No. Platform deployments require at least two developers. A platform with fewer than two developers and a viable user fleet is not a real engagement — it is a single point of failure with no review surface. Application-only engagements that do not need a platform licence are served by the Apps tiers.
Are AI provider tokens (OpenAI, Anthropic, Google Vertex, Watson) included in the licence?

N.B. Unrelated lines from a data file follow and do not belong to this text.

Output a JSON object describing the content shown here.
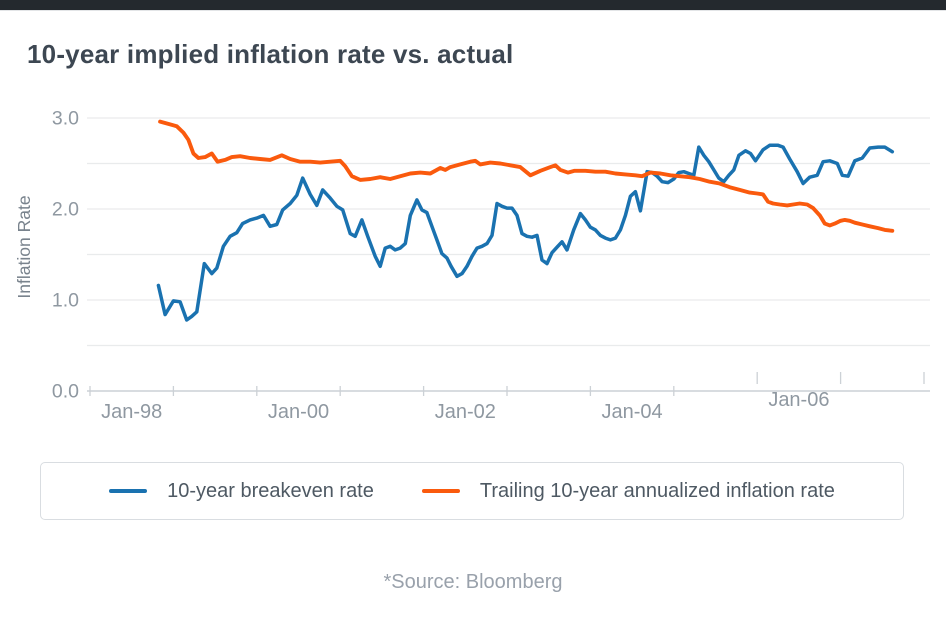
{
  "title": "10-year implied inflation rate vs. actual",
  "source": "*Source: Bloomberg",
  "colors": {
    "topbar": "#24292e",
    "grid": "#e9ebec",
    "axis_line": "#cbd0d5",
    "tick_mark": "#ccd1d6",
    "tick_label": "#8f98a1",
    "axis_title": "#79838d"
  },
  "chart_data": {
    "type": "line",
    "title": "10-year implied inflation rate vs. actual",
    "xlabel": "",
    "ylabel": "Inflation Rate",
    "ylim": [
      0.0,
      3.0
    ],
    "grid_step": 0.5,
    "grid": "horizontal-only",
    "ytick_labels": [
      "0.0",
      "1.0",
      "2.0",
      "3.0"
    ],
    "xtick_labels": [
      "Jan-98",
      "Jan-00",
      "Jan-02",
      "Jan-04",
      "Jan-06"
    ],
    "x_range_years": [
      1998,
      2008
    ],
    "legend_position": "bottom",
    "series": [
      {
        "name": "10-year breakeven rate",
        "color": "#1a72b0",
        "points": [
          [
            1998.82,
            1.16
          ],
          [
            1998.9,
            0.84
          ],
          [
            1999.0,
            0.99
          ],
          [
            1999.08,
            0.98
          ],
          [
            1999.16,
            0.78
          ],
          [
            1999.22,
            0.82
          ],
          [
            1999.28,
            0.87
          ],
          [
            1999.37,
            1.4
          ],
          [
            1999.46,
            1.29
          ],
          [
            1999.52,
            1.35
          ],
          [
            1999.6,
            1.59
          ],
          [
            1999.68,
            1.7
          ],
          [
            1999.76,
            1.74
          ],
          [
            1999.83,
            1.84
          ],
          [
            1999.92,
            1.88
          ],
          [
            2000.0,
            1.9
          ],
          [
            2000.08,
            1.93
          ],
          [
            2000.16,
            1.81
          ],
          [
            2000.24,
            1.83
          ],
          [
            2000.31,
            1.99
          ],
          [
            2000.4,
            2.06
          ],
          [
            2000.48,
            2.15
          ],
          [
            2000.55,
            2.34
          ],
          [
            2000.64,
            2.16
          ],
          [
            2000.72,
            2.04
          ],
          [
            2000.79,
            2.21
          ],
          [
            2000.88,
            2.12
          ],
          [
            2000.96,
            2.03
          ],
          [
            2001.03,
            1.99
          ],
          [
            2001.12,
            1.73
          ],
          [
            2001.18,
            1.7
          ],
          [
            2001.26,
            1.88
          ],
          [
            2001.33,
            1.7
          ],
          [
            2001.42,
            1.48
          ],
          [
            2001.48,
            1.37
          ],
          [
            2001.54,
            1.57
          ],
          [
            2001.6,
            1.59
          ],
          [
            2001.66,
            1.55
          ],
          [
            2001.72,
            1.57
          ],
          [
            2001.78,
            1.62
          ],
          [
            2001.84,
            1.93
          ],
          [
            2001.92,
            2.1
          ],
          [
            2001.98,
            1.99
          ],
          [
            2002.04,
            1.96
          ],
          [
            2002.1,
            1.81
          ],
          [
            2002.16,
            1.66
          ],
          [
            2002.22,
            1.51
          ],
          [
            2002.28,
            1.46
          ],
          [
            2002.33,
            1.37
          ],
          [
            2002.4,
            1.26
          ],
          [
            2002.46,
            1.29
          ],
          [
            2002.52,
            1.37
          ],
          [
            2002.58,
            1.48
          ],
          [
            2002.64,
            1.57
          ],
          [
            2002.7,
            1.59
          ],
          [
            2002.76,
            1.62
          ],
          [
            2002.82,
            1.71
          ],
          [
            2002.88,
            2.06
          ],
          [
            2002.94,
            2.03
          ],
          [
            2003.0,
            2.01
          ],
          [
            2003.06,
            2.01
          ],
          [
            2003.12,
            1.93
          ],
          [
            2003.18,
            1.73
          ],
          [
            2003.24,
            1.7
          ],
          [
            2003.3,
            1.69
          ],
          [
            2003.36,
            1.71
          ],
          [
            2003.42,
            1.44
          ],
          [
            2003.48,
            1.4
          ],
          [
            2003.54,
            1.52
          ],
          [
            2003.6,
            1.58
          ],
          [
            2003.66,
            1.64
          ],
          [
            2003.72,
            1.55
          ],
          [
            2003.8,
            1.77
          ],
          [
            2003.88,
            1.95
          ],
          [
            2003.94,
            1.88
          ],
          [
            2004.0,
            1.8
          ],
          [
            2004.06,
            1.77
          ],
          [
            2004.12,
            1.71
          ],
          [
            2004.18,
            1.68
          ],
          [
            2004.24,
            1.66
          ],
          [
            2004.3,
            1.68
          ],
          [
            2004.36,
            1.77
          ],
          [
            2004.42,
            1.93
          ],
          [
            2004.48,
            2.14
          ],
          [
            2004.54,
            2.19
          ],
          [
            2004.6,
            1.98
          ],
          [
            2004.68,
            2.41
          ],
          [
            2004.74,
            2.4
          ],
          [
            2004.8,
            2.36
          ],
          [
            2004.86,
            2.3
          ],
          [
            2004.93,
            2.29
          ],
          [
            2005.0,
            2.33
          ],
          [
            2005.06,
            2.4
          ],
          [
            2005.12,
            2.41
          ],
          [
            2005.18,
            2.39
          ],
          [
            2005.24,
            2.37
          ],
          [
            2005.3,
            2.68
          ],
          [
            2005.36,
            2.59
          ],
          [
            2005.42,
            2.52
          ],
          [
            2005.48,
            2.43
          ],
          [
            2005.54,
            2.34
          ],
          [
            2005.6,
            2.3
          ],
          [
            2005.66,
            2.37
          ],
          [
            2005.72,
            2.43
          ],
          [
            2005.78,
            2.59
          ],
          [
            2005.86,
            2.64
          ],
          [
            2005.92,
            2.61
          ],
          [
            2005.98,
            2.53
          ],
          [
            2006.07,
            2.65
          ],
          [
            2006.15,
            2.7
          ],
          [
            2006.25,
            2.7
          ],
          [
            2006.31,
            2.68
          ],
          [
            2006.39,
            2.55
          ],
          [
            2006.48,
            2.41
          ],
          [
            2006.55,
            2.28
          ],
          [
            2006.63,
            2.35
          ],
          [
            2006.72,
            2.37
          ],
          [
            2006.79,
            2.52
          ],
          [
            2006.87,
            2.53
          ],
          [
            2006.96,
            2.5
          ],
          [
            2007.02,
            2.37
          ],
          [
            2007.09,
            2.36
          ],
          [
            2007.17,
            2.53
          ],
          [
            2007.26,
            2.56
          ],
          [
            2007.35,
            2.67
          ],
          [
            2007.45,
            2.68
          ],
          [
            2007.53,
            2.68
          ],
          [
            2007.62,
            2.63
          ]
        ]
      },
      {
        "name": "Trailing 10-year annualized inflation rate",
        "color": "#fa5a0d",
        "points": [
          [
            1998.84,
            2.96
          ],
          [
            1998.96,
            2.93
          ],
          [
            1999.04,
            2.91
          ],
          [
            1999.12,
            2.84
          ],
          [
            1999.18,
            2.76
          ],
          [
            1999.24,
            2.61
          ],
          [
            1999.3,
            2.56
          ],
          [
            1999.38,
            2.57
          ],
          [
            1999.46,
            2.61
          ],
          [
            1999.53,
            2.52
          ],
          [
            1999.62,
            2.54
          ],
          [
            1999.7,
            2.57
          ],
          [
            1999.8,
            2.58
          ],
          [
            1999.92,
            2.56
          ],
          [
            2000.04,
            2.55
          ],
          [
            2000.16,
            2.54
          ],
          [
            2000.3,
            2.59
          ],
          [
            2000.4,
            2.55
          ],
          [
            2000.52,
            2.52
          ],
          [
            2000.64,
            2.52
          ],
          [
            2000.76,
            2.51
          ],
          [
            2000.88,
            2.52
          ],
          [
            2001.0,
            2.53
          ],
          [
            2001.06,
            2.47
          ],
          [
            2001.14,
            2.36
          ],
          [
            2001.24,
            2.32
          ],
          [
            2001.36,
            2.33
          ],
          [
            2001.48,
            2.35
          ],
          [
            2001.6,
            2.33
          ],
          [
            2001.72,
            2.36
          ],
          [
            2001.84,
            2.39
          ],
          [
            2001.96,
            2.4
          ],
          [
            2002.08,
            2.39
          ],
          [
            2002.2,
            2.45
          ],
          [
            2002.26,
            2.43
          ],
          [
            2002.32,
            2.46
          ],
          [
            2002.44,
            2.49
          ],
          [
            2002.56,
            2.52
          ],
          [
            2002.62,
            2.53
          ],
          [
            2002.68,
            2.49
          ],
          [
            2002.8,
            2.51
          ],
          [
            2002.92,
            2.5
          ],
          [
            2003.04,
            2.48
          ],
          [
            2003.16,
            2.46
          ],
          [
            2003.28,
            2.37
          ],
          [
            2003.4,
            2.42
          ],
          [
            2003.52,
            2.46
          ],
          [
            2003.58,
            2.48
          ],
          [
            2003.64,
            2.43
          ],
          [
            2003.73,
            2.4
          ],
          [
            2003.81,
            2.42
          ],
          [
            2003.94,
            2.42
          ],
          [
            2004.06,
            2.41
          ],
          [
            2004.18,
            2.41
          ],
          [
            2004.3,
            2.39
          ],
          [
            2004.42,
            2.38
          ],
          [
            2004.54,
            2.37
          ],
          [
            2004.62,
            2.36
          ],
          [
            2004.72,
            2.4
          ],
          [
            2004.84,
            2.39
          ],
          [
            2004.96,
            2.37
          ],
          [
            2005.07,
            2.36
          ],
          [
            2005.19,
            2.35
          ],
          [
            2005.31,
            2.33
          ],
          [
            2005.43,
            2.3
          ],
          [
            2005.55,
            2.28
          ],
          [
            2005.67,
            2.24
          ],
          [
            2005.79,
            2.21
          ],
          [
            2005.91,
            2.18
          ],
          [
            2006.0,
            2.17
          ],
          [
            2006.07,
            2.16
          ],
          [
            2006.13,
            2.08
          ],
          [
            2006.19,
            2.06
          ],
          [
            2006.27,
            2.05
          ],
          [
            2006.36,
            2.04
          ],
          [
            2006.43,
            2.05
          ],
          [
            2006.51,
            2.06
          ],
          [
            2006.6,
            2.05
          ],
          [
            2006.67,
            2.01
          ],
          [
            2006.75,
            1.93
          ],
          [
            2006.81,
            1.84
          ],
          [
            2006.87,
            1.82
          ],
          [
            2006.93,
            1.84
          ],
          [
            2007.0,
            1.87
          ],
          [
            2007.05,
            1.88
          ],
          [
            2007.11,
            1.87
          ],
          [
            2007.17,
            1.85
          ],
          [
            2007.26,
            1.83
          ],
          [
            2007.35,
            1.81
          ],
          [
            2007.45,
            1.79
          ],
          [
            2007.53,
            1.77
          ],
          [
            2007.62,
            1.76
          ]
        ]
      }
    ]
  }
}
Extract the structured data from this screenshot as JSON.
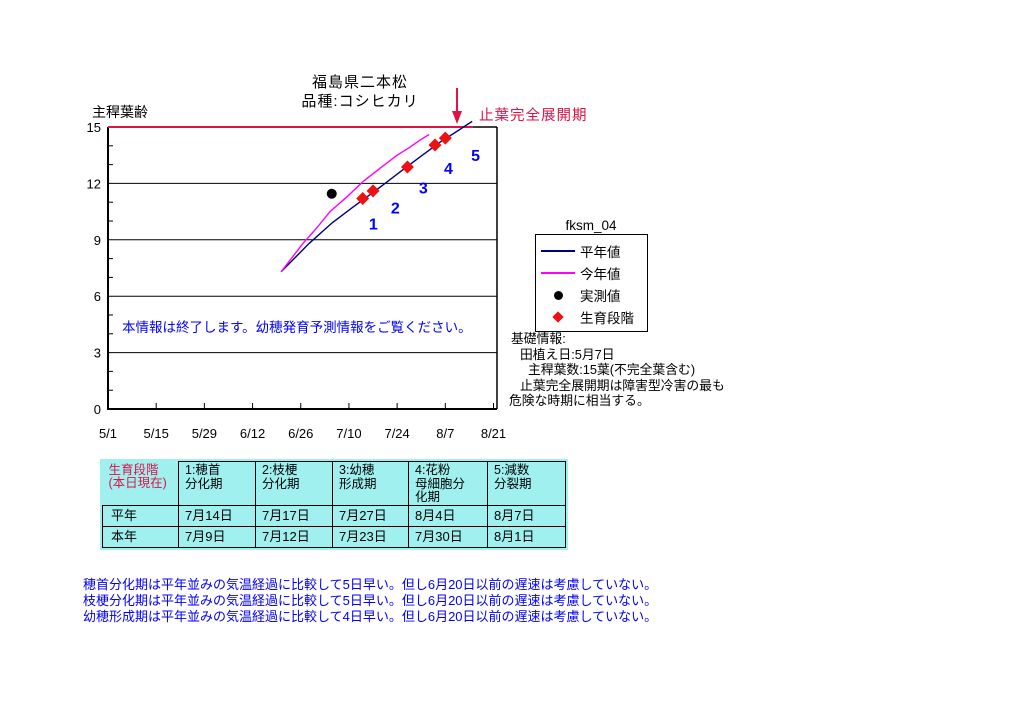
{
  "colors": {
    "accent_red": "#dc1446",
    "navy": "#000080",
    "magenta": "#ff00ff",
    "diamond_red": "#ee1111",
    "blue": "#0000ff",
    "table_bg": "#a0f0f0",
    "black": "#000000"
  },
  "page": {
    "title_line1": "福島県二本松",
    "title_line2": "品種:コシヒカリ"
  },
  "chart": {
    "y_axis_title": "主稈葉齢",
    "flag_leaf_label": "止葉完全展開期",
    "notice": "本情報は終了します。幼穂発育予測情報をご覧ください。",
    "legend_title": "fksm_04",
    "legend": {
      "items": [
        {
          "label": "平年値",
          "swatch": "navy-line"
        },
        {
          "label": "今年値",
          "swatch": "magenta-line"
        },
        {
          "label": "実測値",
          "swatch": "black-dot"
        },
        {
          "label": "生育段階",
          "swatch": "red-diamond"
        }
      ]
    }
  },
  "chart_data": {
    "type": "line",
    "title": "福島県二本松 品種:コシヒカリ",
    "ylabel": "主稈葉齢",
    "ylim": [
      0,
      15
    ],
    "y_ticks": [
      0,
      3,
      6,
      9,
      12,
      15
    ],
    "x_ticks": [
      {
        "day": 0,
        "label": "5/1"
      },
      {
        "day": 14,
        "label": "5/15"
      },
      {
        "day": 28,
        "label": "5/29"
      },
      {
        "day": 42,
        "label": "6/12"
      },
      {
        "day": 56,
        "label": "6/26"
      },
      {
        "day": 70,
        "label": "7/10"
      },
      {
        "day": 84,
        "label": "7/24"
      },
      {
        "day": 98,
        "label": "8/7"
      },
      {
        "day": 112,
        "label": "8/21"
      }
    ],
    "series": [
      {
        "name": "平年値",
        "color_key": "navy",
        "points": [
          [
            50.3,
            7.3
          ],
          [
            58.4,
            8.8
          ],
          [
            65.1,
            9.9
          ],
          [
            70.9,
            10.7
          ],
          [
            77.6,
            11.6
          ],
          [
            84.8,
            12.6
          ],
          [
            90.6,
            13.4
          ],
          [
            96.5,
            14.2
          ],
          [
            100.8,
            14.7
          ],
          [
            105.8,
            15.3
          ]
        ]
      },
      {
        "name": "今年値",
        "color_key": "magenta",
        "points": [
          [
            50.3,
            7.3
          ],
          [
            56.6,
            8.8
          ],
          [
            60.5,
            9.6
          ],
          [
            64.5,
            10.5
          ],
          [
            69.5,
            11.3
          ],
          [
            74.1,
            12.1
          ],
          [
            79.0,
            12.8
          ],
          [
            84.0,
            13.5
          ],
          [
            87.5,
            13.9
          ],
          [
            90.6,
            14.3
          ],
          [
            93.3,
            14.6
          ]
        ]
      }
    ],
    "measured_point": {
      "name": "実測値",
      "day": 65,
      "leaf": 11.45
    },
    "stage_points": {
      "name": "生育段階",
      "color_key": "diamond_red",
      "points": [
        [
          74,
          11.2
        ],
        [
          77,
          11.6
        ],
        [
          87,
          12.87
        ],
        [
          95,
          14.04
        ],
        [
          98,
          14.41
        ]
      ]
    },
    "stage_labels": [
      {
        "text": "1",
        "day": 75.8,
        "leaf": 9.55
      },
      {
        "text": "2",
        "day": 82.2,
        "leaf": 10.4
      },
      {
        "text": "3",
        "day": 90.3,
        "leaf": 11.45
      },
      {
        "text": "4",
        "day": 97.6,
        "leaf": 12.5
      },
      {
        "text": "5",
        "day": 105.5,
        "leaf": 13.2
      }
    ],
    "red_top_line": {
      "leaf": 15,
      "day_from": 0,
      "day_to": 106
    },
    "flag_leaf_arrow_day": 101.4
  },
  "info": {
    "heading": "基礎情報:",
    "line1": "田植え日:5月7日",
    "line2": "主稈葉数:15葉(不完全葉含む)",
    "line3": "止葉完全展開期は障害型冷害の最も",
    "line4": "危険な時期に相当する。"
  },
  "table": {
    "header": [
      "生育段階\n(本日現在)",
      "1:穂首\n分化期",
      "2:枝梗\n分化期",
      "3:幼穂\n形成期",
      "4:花粉\n母細胞分\n化期",
      "5:減数\n分裂期"
    ],
    "rows": [
      {
        "label": "平年",
        "values": [
          "7月14日",
          "7月17日",
          "7月27日",
          "8月4日",
          "8月7日"
        ]
      },
      {
        "label": "本年",
        "values": [
          "7月9日",
          "7月12日",
          "7月23日",
          "7月30日",
          "8月1日"
        ]
      }
    ]
  },
  "notes": [
    "穂首分化期は平年並みの気温経過に比較して5日早い。但し6月20日以前の遅速は考慮していない。",
    "枝梗分化期は平年並みの気温経過に比較して5日早い。但し6月20日以前の遅速は考慮していない。",
    "幼穂形成期は平年並みの気温経過に比較して4日早い。但し6月20日以前の遅速は考慮していない。"
  ]
}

No. The AI provider's API tokens are billed by the provider you choose ; the platform's role is the abstraction, governance and cost-dashboard layer on top, which is included. The customer chooses the provider — and the provider's commercial relationship — and the platform makes the choice configurable rather than locking it.
On-prem vs SaaS — what's the difference commercially?
SaaS is hosted by the platform team on AWS infrastructure operated by the platform team — predictable, no infrastructure for the customer to run. Apps on SaaS are priced per user, with rates that scale by value-per-seat to the function — from $6 / user / month for HR, $20 for PM, $30 for CRM, $99 for ERP and $119 for the All-Apps suite (23% below the sum-of-modules). Platform on SaaS is scoped per engagement in the commercial conversation, with AWS Marketplace AMI as the planned self-serve path. On-prem mirrors the SaaS Platform structure on customer infrastructure at a rate below the equivalent SaaS line, with survival rights on the deployed runtime — if the subscription lapses, the deployed runtime keeps running on customer infrastructure indefinitely. Implementation services are scoped separately in every case and quoted phase by phase.
What is the AWS Marketplace AMI path?
AWS Marketplace AMI is coming soon — the self-serve path on AWS infrastructure, launched on the customer's AWS account in minutes, ideal for proof of concept and small production deployments. It will be the primary public path for Platform SaaS when it launches ; in the interim, the engagement path is the commercial architect conversation. AI provider API tokens (OpenAI, Anthropic, Vertex, Watson, Cohere, Ollama) are billed by the provider at provider list, with zero markup, regardless of the deployment path.
What does 'survival rights' mean for procurement?
On-prem is sold as an annual subscription, and the subscription buys software updates, AI features, support and monitoring. If the subscription is not renewed, the deployed runtime continues to run on customer infrastructure indefinitely — there is no licence-check phone-home, no time-bomb, no remote kill-switch on the application that has been deployed. The applications your team has built keep serving users ; the integrations keep firing ; the batch jobs keep running ; the data stays on the customer's storage. What stops is the flow of new versions, the AI services that depend on the platform team's cloud, the support relationship and the monitoring telemetry. This is the licence model HashiCorp, GitLab and Confluent ship their enterprise platforms under, and the shape procurement teams expect on strategic infrastructure that the business depends on for a decade or more.
What does the engagement actually look like commercially?
A fit conversation, not a checkout flow. A response within two business days from someone qualified to write the trade-offs down. Discovery call within 48 hours of the first conversation, architecture review within four weeks, pilot within one quarter. The licence surface is the pricing on this page ; the implementation surface is the engagement, scoped and quoted in the same conversation.